2 The Norfolk story had not only been cabled abroad; it had been "improved" upon, and embellished with Chanute's reply to Drzewiecki's cable, in a hopeless account published in L'Aerophile, Dec. 1903, p. 282, under the heading, "Aviation in America" (incidentally the title of Chanute's Revue des Sciences article of November). The following translation of the Aerophile write up, with its reiteration of the Ferber Archdeacon challenge (see below Appendix IV, B, "Mr. Chanute in Paris," by Ernest Archdeacon), is of interest:
"According to the foreign daily press, the brothers Orville and Wilbur Wright, whose trials in gliding flight we described in our April and August 1903 numbers [see Appendix IV, Cl, have on December 18 [sic], at Kitty Hawk, successfully tested an aeroplane equipped with propellers driven by a tricycle motor. Wilbur Wright by this means covered 5 kilometers.
"The place chosen was a hill known as Kill Devil Hill (le Tue Diable); it is about 30 meters high and is located in the dunes on the Atlantic coast. The aeroplane was carried to the summit, and Mr. Wright took his place on it lying at full length. There was no special arrangement for launching. Mr. Orville Wright pushed the machine, and, the motor turning at its maximum, the machine rose to a height of 20 meters (?). The experimenter was able to maintain directional control at will and keep up a speed of 12 kilometers an hour. At the end of 5 kilometers, he came down without difficulty.
"Mr. Chanute, interviewed by telegraph on the veracity of this news, replied to Mr. Drzewiecki: 'Newspaper accounts considerably exaggerated, await details by letter.'
"We shall wait before commenting, but may we recall to French aviators the cry of alarm uttered by Mr. Ernest Archdeacon: 'Will the homeland of the Montgolfiers have the shame of allowing that ultimate discovery of aerial science to be realized abroad?' and this recommendation Of Captain Ferber: 'The aeroplane must not be allowed to be perfected in America.'
"There is still time, but let us not lose a minute."
3 In his audacious letter, written from Freeport, Long Island, Dec. 26, 1903, Herring claimed to have reached an independent solution of the problem of power flight and suggested a partnership between himself and the Wrights, they to have a two thirds interest, he one third. Herring also asserted that he was the true originator of Chanute's two surface glider, and represented that he had been offered a substantial sum for his "rights" to interference suits against the Wrights.

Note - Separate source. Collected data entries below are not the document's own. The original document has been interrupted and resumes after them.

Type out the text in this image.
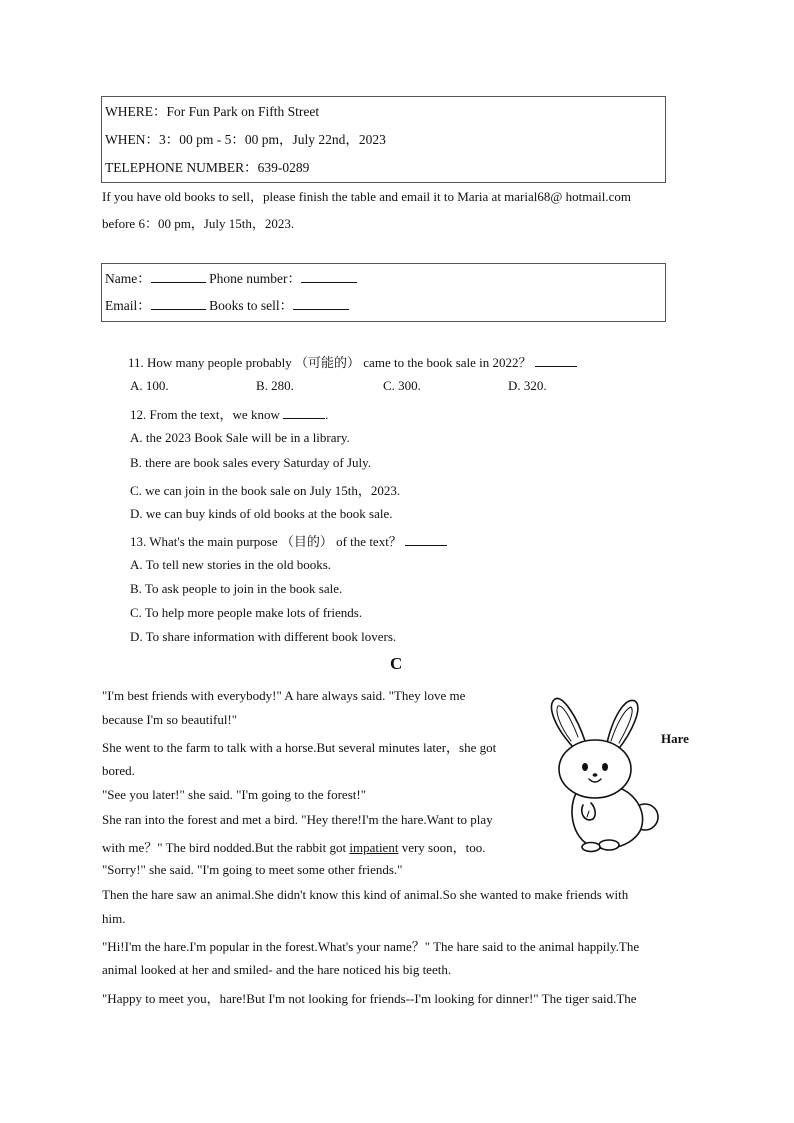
WHERE：For Fun Park on Fifth Street
WHEN：3：00 pm - 5：00 pm，July 22nd，2023
TELEPHONE NUMBER：639-0289
If you have old books to sell，please finish the table and email it to Maria at marial68@ hotmail.com
before 6：00 pm，July 15th，2023.
Name：	Phone number：
Email：	Books to sell：
11. How many people probably （可能的） came to the book sale in 2022？
A. 100.	B. 280.	C. 300.	D. 320.
12. From the text，we know	.
A. the 2023 Book Sale will be in a library.
B. there are book sales every Saturday of July.
C. we can join in the book sale on July 15th，2023.
D. we can buy kinds of old books at the book sale.
13. What's the main purpose （目的） of the text？
A. To tell new stories in the old books.
B. To ask people to join in the book sale.
C. To help more people make lots of friends.
D. To share information with different book lovers.
C
"I'm best friends with everybody!" A hare always said. "They love me
because I'm so beautiful!"
She went to the farm to talk with a horse.But several minutes later，she got
bored.
"See you later!" she said. "I'm going to the forest!"
She ran into the forest and met a bird. "Hey there!I'm the hare.Want to play
with me？" The bird nodded.But the rabbit got impatient very soon，too.
"Sorry!" she said. "I'm going to meet some other friends."
Then the hare saw an animal.She didn't know this kind of animal.So she wanted to make friends with
him.
"Hi!I'm the hare.I'm popular in the forest.What's your name？" The hare said to the animal happily.The
animal looked at her and smiled- and the hare noticed his big teeth.
"Happy to meet you，hare!But I'm not looking for friends--I'm looking for dinner!" The tiger said.The
Hare
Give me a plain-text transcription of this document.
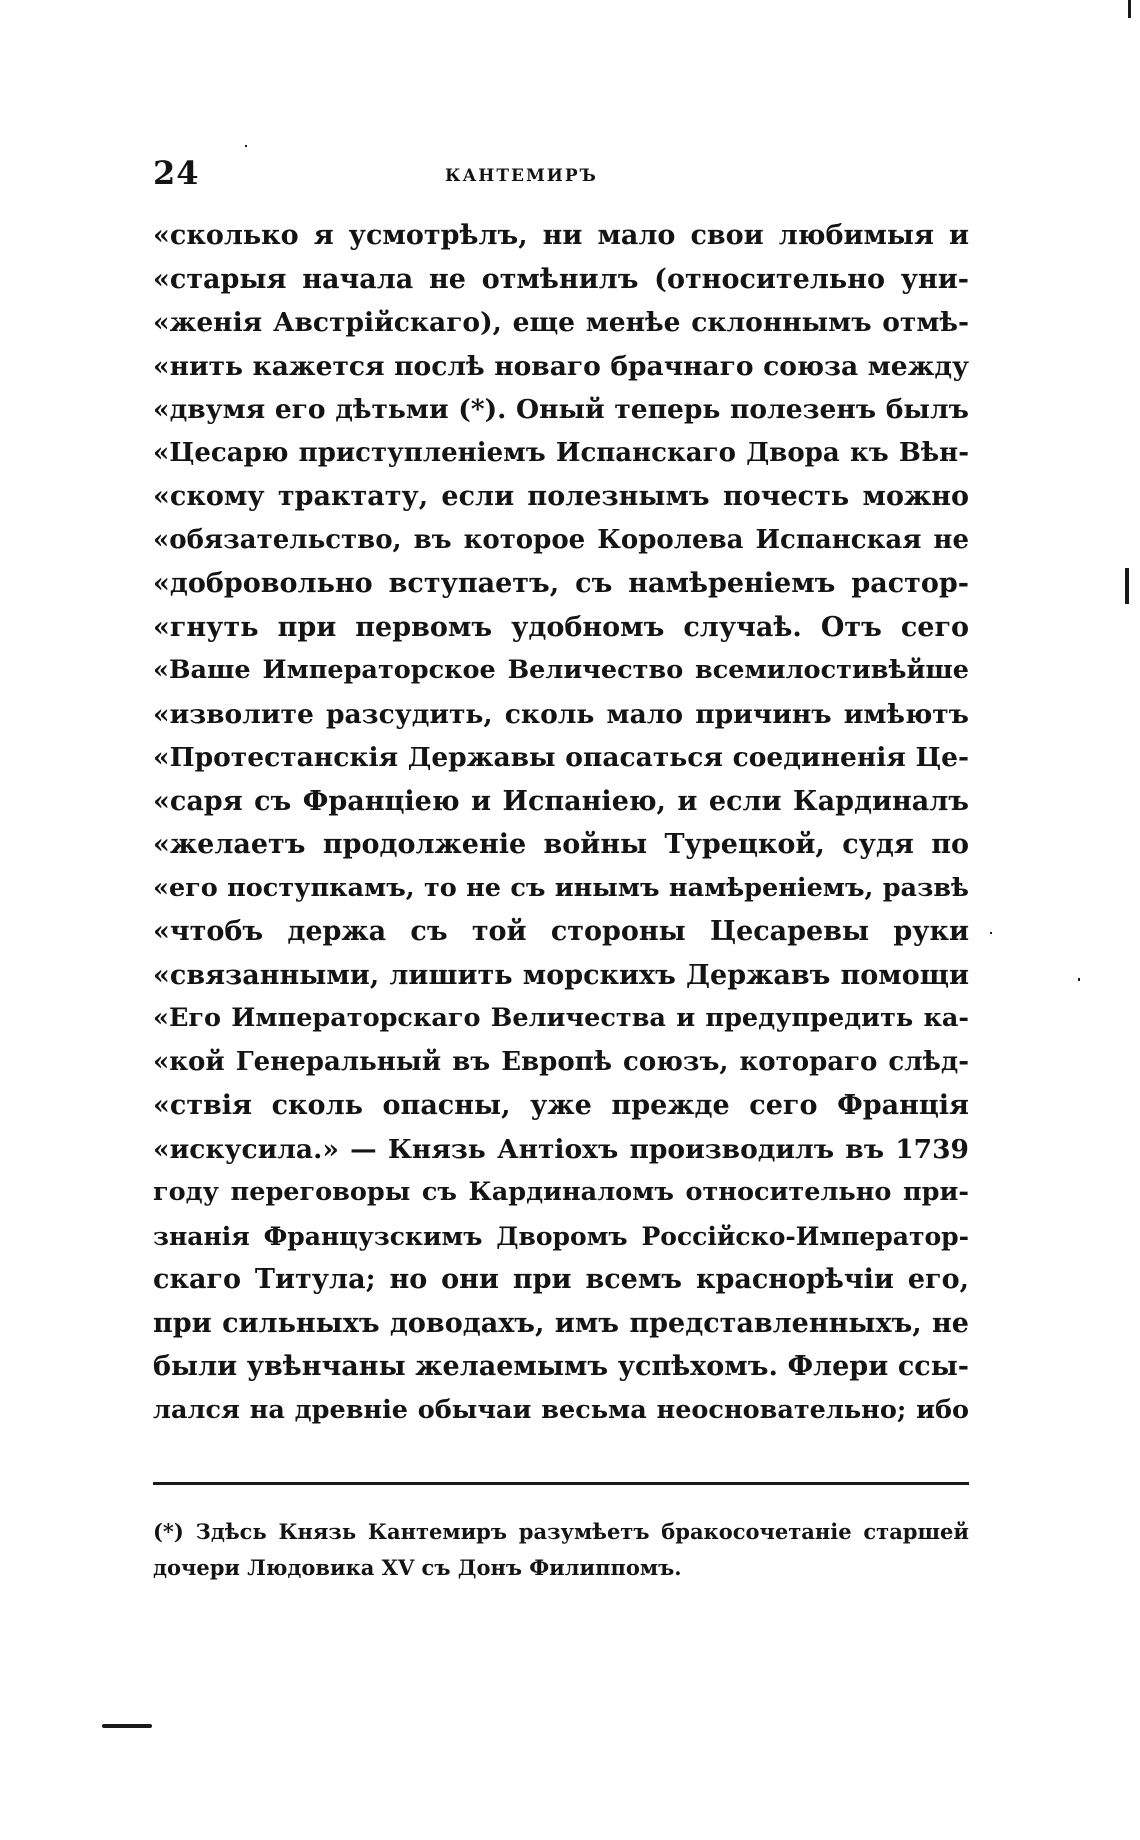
24	КАНТЕМИРЪ
«сколько я усмотрѣлъ, ни мало свои любимыя и
«старыя начала не отмѣнилъ (относительно уни-
«женія Австрійскаго), еще менѣе склоннымъ отмѣ-
«нить кажется послѣ новаго брачнаго союза между
«двумя его дѣтьми (*). Оный теперь полезенъ былъ
«Цесарю приступленіемъ Испанскаго Двора къ Вѣн-
«скому трактату, если полезнымъ почесть можно
«обязательство, въ которое Королева Испанская не
«добровольно вступаетъ, съ намѣреніемъ растор-
«гнуть при первомъ удобномъ случаѣ. Отъ сего
«Ваше Императорское Величество всемилостивѣйше
«изволите разсудить, сколь мало причинъ имѣютъ
«Протестанскія Державы опасаться соединенія Це-
«саря съ Франціею и Испаніею, и если Кардиналъ
«желаетъ продолженіе войны Турецкой, судя по
«его поступкамъ, то не съ инымъ намѣреніемъ, развѣ
«чтобъ держа съ той стороны Цесаревы руки
«связанными, лишить морскихъ Державъ помощи
«Его Императорскаго Величества и предупредить ка-
«кой Генеральный въ Европѣ союзъ, котораго слѣд-
«ствія сколь опасны, уже прежде сего Франція
«искусила.» — Князь Антіохъ производилъ въ 1739
году переговоры съ Кардиналомъ относительно при-
знанія Французскимъ Дворомъ Россійско-Император-
скаго Титула; но они при всемъ краснорѣчіи его,
при сильныхъ доводахъ, имъ представленныхъ, не
были увѣнчаны желаемымъ успѣхомъ. Флери ссы-
лался на древніе обычаи весьма неосновательно; ибо
(*) Здѣсь Князь Кантемиръ разумѣетъ бракосочетаніе старшей
дочери Людовика XV съ Донъ Филиппомъ.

4 Chanute's request, in his letter to Wilbur Wright, Jan. 1, 1904, to be kept informed of the brothers' movements may be explained by the following passage from a letter of Chanute's to Patrick Y. Alexander, Jan. 18, 1904: "1 was very sorry not to find you in Washington . . . [where] I found a telegram inviting you to the camp . . . I got to the camp on the 6th [November] . . . Finally, on the 17th of December (I could not stay so long), the first dynamic flight in history took place. . . . The Wrights are immensely elated. They have grown very secretive, and nobody is to be allowed to see the machine at present, so you have lost your chance. They talked when I was in camp of bringing the machine home and working it on a lake about 15 miles wide as soon as it froze over, but I do not know whether this will be done as I have not seen them and letters are now very scarce. . . ."
The lake in question was probably Lake St. Marys (Grand Reservoir), in Mercer and Auglaize Counties, Ohio, some fifty miles from Dayton, near the town of St. Marys. Bishop Milton Wright was familiar with this rather wild country, as one of his church conferences met in the vicinity. The frozen lake may have occurred to the Wrights as a secluded place they could have resorted to if weather had driven them out of Kitty Hawk before Christmas and before achieving a successful flight. The events of December 17 made such an expedient unnecessary.